The Mob is being squeezed. From within, old age and illness are weakening its tired family bosses; impatient younger Mafiosi are killing each other in their brutal reach for power. From without, federal and state authorities seem to be putting aside old rivalries to gang up on the gangsters in a new drive to put their leaders behind bars and shatter their murderous ways of conducting business. There were no fewer than 3,118 indictments against organized-crime figures in the nation last year, and 2,194 convictions. Last week a rash of arrests and the preparation of new charges against the five Mafia families operating in New York City threatened to cripple even further the controlling structure of syndicate crime in the U.S.
No law-enforcement official is claiming that the Mafia is about to be knocked out of operation. But the Justice Department hopes that its attack on the Sicilian-bred traditions and cohesiveness of U.S. mobsters will have a demoralizing impact. "The vice of the Mafia that makes it worse than ordinary crime is its organized structure," contends Rudolph Giuliani, 40, the aggressive U.S. Attorney for the Southern District of New York. "We're trying to indict and take out an entity, an organization, and not just the individuals."
The weapon brandished by Giuliani and other federal prosecutors is a 1970 law dubbed RICO, since it is aimed at "racketeer-influenced and corrupt organizations." Under the statute, the leaders of any organization can be prosecuted when the group's members commit crimes that show a pattern of racketeering.
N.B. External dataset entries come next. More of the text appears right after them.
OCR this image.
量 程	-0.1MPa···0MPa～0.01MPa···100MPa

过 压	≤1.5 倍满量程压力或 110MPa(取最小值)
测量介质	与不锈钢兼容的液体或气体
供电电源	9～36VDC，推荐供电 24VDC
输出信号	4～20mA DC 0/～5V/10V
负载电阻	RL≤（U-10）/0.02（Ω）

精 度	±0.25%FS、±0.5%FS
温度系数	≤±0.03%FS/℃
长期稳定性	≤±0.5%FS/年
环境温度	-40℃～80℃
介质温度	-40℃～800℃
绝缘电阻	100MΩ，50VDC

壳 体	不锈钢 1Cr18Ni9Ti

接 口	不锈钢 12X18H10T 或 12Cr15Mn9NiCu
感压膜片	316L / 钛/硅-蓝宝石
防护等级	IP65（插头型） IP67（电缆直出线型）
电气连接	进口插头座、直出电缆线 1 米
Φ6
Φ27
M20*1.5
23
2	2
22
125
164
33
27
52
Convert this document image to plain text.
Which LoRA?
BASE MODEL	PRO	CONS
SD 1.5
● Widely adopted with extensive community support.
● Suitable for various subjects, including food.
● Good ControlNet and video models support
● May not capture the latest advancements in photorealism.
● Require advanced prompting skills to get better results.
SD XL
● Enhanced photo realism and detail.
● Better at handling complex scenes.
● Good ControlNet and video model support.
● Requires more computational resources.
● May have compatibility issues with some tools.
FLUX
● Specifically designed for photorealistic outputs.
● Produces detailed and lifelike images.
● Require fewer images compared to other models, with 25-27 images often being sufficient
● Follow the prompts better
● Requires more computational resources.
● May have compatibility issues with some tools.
Prosecutors do not have to prove that the leader personally committed the illegal acts, only that he supported the specific crimes in some way, such as approving them or sharing in any illegal profits.
The RICO law had already been used to indict some Mafia clan leaders in New York (including Carmine Persico, 51, a Colombo family chieftain), Boston, Philadelphia, Los Angeles, Cleveland and Rochester. Charges of skimming $2 million in cash from casinos in Las Vegas have also been leveled against high Mafia figures in Chicago, Kansas City and Milwaukee.
Last week federal law enforcers turned their attention again to New York City, where most of the Mob's muscle is concentrated. After a five-year investigation, a Brooklyn-based federal organized- crime strike force headed by Edward McDonald brought indictments against the Lucchese family and two officers of Mafia-dominated Teamsters Union locals. The indictment charges that Salvatore Santoro, 69, a Lucchese underboss, other gang members and Teamster officials extorted more than $246,000 from companies handling air freight at John F. Kennedy International Airport. The gangsters allegedly bragged that "we rule the airport," and shook down the trucking firms in return for promises of peaceful labor relations.